[W]e’re living through a tragedy in the strict sense of the term: terrible things are happening, and there’s no way to avoid them. Some, especially on the right, have spent the better part of the past few weeks acting as if we’ve made a stupid decision in the face of an easy trade off. We could have chosen to keep the economy humming long like normal, let people get sick and die, and then at least we wouldn’t be confronting a global depression. Then we’d have just one terrible problem instead of two.
But this is foolishness — a product of people’s incapacity to grasp the gravity of what now confronts us. The option was not a pandemic and a self-inflicted economic calamity or a slightly worse pandemic and a healthy economy. The option instead was an economic calamity caused by an intentional sudden stop designed to minimize as much as possible the death toll from a pandemic or a pandemic with millions more dead and the calamity of an economic stop unfolding over a somewhat longer timetable — over weeks and months instead of days.

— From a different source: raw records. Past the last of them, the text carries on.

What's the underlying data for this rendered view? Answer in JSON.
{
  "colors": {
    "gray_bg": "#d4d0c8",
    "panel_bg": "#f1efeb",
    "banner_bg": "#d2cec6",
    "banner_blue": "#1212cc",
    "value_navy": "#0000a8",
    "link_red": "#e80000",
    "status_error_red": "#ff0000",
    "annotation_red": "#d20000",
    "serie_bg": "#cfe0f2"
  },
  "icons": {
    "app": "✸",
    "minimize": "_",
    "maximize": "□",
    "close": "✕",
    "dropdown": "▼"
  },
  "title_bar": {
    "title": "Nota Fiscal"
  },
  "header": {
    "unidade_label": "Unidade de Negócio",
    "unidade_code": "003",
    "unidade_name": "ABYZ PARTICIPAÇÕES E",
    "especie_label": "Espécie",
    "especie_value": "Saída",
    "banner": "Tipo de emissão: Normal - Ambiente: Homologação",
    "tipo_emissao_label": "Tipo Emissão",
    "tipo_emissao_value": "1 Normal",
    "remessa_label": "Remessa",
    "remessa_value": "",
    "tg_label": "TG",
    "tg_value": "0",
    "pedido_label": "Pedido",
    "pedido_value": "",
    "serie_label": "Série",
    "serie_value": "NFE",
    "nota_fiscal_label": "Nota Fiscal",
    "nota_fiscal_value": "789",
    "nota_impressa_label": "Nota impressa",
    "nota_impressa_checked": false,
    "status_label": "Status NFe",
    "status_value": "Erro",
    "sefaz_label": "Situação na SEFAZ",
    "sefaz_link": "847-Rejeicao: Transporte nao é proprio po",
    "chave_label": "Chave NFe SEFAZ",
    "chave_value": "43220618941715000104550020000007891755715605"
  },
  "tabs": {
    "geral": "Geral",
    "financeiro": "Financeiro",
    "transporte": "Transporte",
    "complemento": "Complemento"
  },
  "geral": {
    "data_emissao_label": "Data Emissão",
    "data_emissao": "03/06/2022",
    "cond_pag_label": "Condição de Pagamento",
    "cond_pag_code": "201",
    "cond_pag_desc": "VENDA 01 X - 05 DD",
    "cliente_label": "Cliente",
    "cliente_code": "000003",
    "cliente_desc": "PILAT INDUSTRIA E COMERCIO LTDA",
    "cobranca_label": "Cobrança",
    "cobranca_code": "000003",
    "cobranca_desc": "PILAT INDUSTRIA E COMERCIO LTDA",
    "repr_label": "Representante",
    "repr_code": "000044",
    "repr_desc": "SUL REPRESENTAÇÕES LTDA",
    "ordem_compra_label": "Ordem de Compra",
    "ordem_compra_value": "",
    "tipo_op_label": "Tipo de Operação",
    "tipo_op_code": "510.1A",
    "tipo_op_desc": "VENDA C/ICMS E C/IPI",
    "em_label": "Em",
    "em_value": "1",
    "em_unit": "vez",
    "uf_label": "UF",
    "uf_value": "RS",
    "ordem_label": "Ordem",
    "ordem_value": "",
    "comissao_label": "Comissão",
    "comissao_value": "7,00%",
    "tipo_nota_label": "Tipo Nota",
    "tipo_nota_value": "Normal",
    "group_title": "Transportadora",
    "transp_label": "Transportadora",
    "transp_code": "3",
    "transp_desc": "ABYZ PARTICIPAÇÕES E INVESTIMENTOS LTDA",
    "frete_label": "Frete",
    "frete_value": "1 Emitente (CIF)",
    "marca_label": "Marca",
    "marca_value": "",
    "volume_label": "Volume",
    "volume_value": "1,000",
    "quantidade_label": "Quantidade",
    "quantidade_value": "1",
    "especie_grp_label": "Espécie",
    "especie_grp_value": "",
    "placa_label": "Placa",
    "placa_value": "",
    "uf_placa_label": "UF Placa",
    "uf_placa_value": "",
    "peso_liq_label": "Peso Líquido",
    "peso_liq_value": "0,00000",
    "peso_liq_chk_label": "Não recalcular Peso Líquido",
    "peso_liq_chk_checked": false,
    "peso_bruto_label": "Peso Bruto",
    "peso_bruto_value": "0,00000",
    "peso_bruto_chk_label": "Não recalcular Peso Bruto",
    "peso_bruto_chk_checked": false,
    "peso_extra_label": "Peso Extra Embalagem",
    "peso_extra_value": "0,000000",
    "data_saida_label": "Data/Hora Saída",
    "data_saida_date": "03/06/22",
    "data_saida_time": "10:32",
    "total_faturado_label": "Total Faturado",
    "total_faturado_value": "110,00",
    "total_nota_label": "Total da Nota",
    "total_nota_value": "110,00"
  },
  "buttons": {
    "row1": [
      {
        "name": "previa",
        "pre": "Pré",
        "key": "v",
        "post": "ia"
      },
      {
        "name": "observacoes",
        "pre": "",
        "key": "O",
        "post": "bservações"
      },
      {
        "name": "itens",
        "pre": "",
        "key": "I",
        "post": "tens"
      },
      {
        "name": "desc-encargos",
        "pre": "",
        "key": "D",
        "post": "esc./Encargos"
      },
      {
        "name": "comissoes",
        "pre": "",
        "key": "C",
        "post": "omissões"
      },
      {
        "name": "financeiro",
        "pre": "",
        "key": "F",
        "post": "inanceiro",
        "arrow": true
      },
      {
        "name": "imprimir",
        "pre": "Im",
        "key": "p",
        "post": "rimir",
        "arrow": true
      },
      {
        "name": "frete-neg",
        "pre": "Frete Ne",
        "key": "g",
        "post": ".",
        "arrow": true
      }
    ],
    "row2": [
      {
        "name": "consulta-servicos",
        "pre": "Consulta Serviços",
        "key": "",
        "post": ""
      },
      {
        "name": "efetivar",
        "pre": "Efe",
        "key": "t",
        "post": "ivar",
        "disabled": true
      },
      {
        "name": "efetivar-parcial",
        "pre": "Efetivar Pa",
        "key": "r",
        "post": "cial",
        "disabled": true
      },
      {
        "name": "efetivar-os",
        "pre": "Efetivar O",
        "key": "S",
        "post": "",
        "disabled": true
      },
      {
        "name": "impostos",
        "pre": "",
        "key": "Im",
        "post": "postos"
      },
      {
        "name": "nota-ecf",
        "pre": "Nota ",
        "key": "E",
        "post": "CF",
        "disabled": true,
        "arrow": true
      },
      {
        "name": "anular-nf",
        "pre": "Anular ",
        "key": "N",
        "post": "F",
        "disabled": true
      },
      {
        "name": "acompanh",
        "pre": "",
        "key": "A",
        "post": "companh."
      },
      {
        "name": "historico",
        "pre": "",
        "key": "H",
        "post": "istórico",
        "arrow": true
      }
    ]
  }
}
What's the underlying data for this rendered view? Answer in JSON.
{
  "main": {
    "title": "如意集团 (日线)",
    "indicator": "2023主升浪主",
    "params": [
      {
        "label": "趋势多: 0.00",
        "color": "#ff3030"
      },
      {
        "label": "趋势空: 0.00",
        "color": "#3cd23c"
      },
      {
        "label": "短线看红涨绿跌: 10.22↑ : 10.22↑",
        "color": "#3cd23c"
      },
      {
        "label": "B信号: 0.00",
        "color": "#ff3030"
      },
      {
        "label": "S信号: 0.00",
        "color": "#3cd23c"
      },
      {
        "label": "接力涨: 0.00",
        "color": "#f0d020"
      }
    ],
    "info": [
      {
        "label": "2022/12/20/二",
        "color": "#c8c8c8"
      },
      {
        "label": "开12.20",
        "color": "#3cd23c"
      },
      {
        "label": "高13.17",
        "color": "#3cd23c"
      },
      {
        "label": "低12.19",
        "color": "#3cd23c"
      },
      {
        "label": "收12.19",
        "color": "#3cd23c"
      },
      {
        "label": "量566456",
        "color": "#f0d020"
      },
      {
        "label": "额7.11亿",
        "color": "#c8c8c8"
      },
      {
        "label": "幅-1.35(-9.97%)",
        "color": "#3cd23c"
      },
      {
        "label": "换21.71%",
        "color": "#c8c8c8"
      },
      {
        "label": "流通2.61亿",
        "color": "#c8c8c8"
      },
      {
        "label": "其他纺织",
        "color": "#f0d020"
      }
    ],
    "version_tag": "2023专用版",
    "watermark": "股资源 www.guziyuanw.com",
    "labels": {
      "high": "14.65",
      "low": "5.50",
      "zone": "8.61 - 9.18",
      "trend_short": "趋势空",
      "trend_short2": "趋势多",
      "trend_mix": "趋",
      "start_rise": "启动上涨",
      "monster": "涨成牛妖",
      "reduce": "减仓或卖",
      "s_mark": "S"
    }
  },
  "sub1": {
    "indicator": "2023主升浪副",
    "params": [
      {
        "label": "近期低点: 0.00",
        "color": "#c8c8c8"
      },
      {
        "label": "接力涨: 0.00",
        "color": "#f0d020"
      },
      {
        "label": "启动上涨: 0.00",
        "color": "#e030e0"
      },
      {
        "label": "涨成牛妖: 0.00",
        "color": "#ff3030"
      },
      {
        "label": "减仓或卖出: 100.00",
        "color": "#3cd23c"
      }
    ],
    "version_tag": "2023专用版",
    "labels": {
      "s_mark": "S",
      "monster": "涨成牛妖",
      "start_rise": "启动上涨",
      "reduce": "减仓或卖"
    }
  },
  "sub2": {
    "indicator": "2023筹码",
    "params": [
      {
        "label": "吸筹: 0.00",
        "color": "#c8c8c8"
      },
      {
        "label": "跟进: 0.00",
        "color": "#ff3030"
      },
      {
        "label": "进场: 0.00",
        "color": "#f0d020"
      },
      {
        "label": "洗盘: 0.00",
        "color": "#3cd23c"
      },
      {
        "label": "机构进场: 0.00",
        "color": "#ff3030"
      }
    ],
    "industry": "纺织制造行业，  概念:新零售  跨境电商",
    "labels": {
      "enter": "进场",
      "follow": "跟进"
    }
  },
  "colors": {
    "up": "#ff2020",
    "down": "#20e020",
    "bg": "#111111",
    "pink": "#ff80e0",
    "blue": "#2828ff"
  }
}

We need to be clear about what such an alternative scenario would have looked like. This would have been a world in which vastly more people kept going to work and on vacation and to schools and restaurants and stores while they were getting sick and contagious, spreading the virus far more widely. At a certain point, panic would have ensued, as people began displaying symptoms in public places and headlines conveyed word of overwhelmed hospitals rationing care in communities across the country, with friends, family, and other loved ones, not to mention public officials, plus beloved actors, musicians, and other celebrities, succumbing in huge numbers.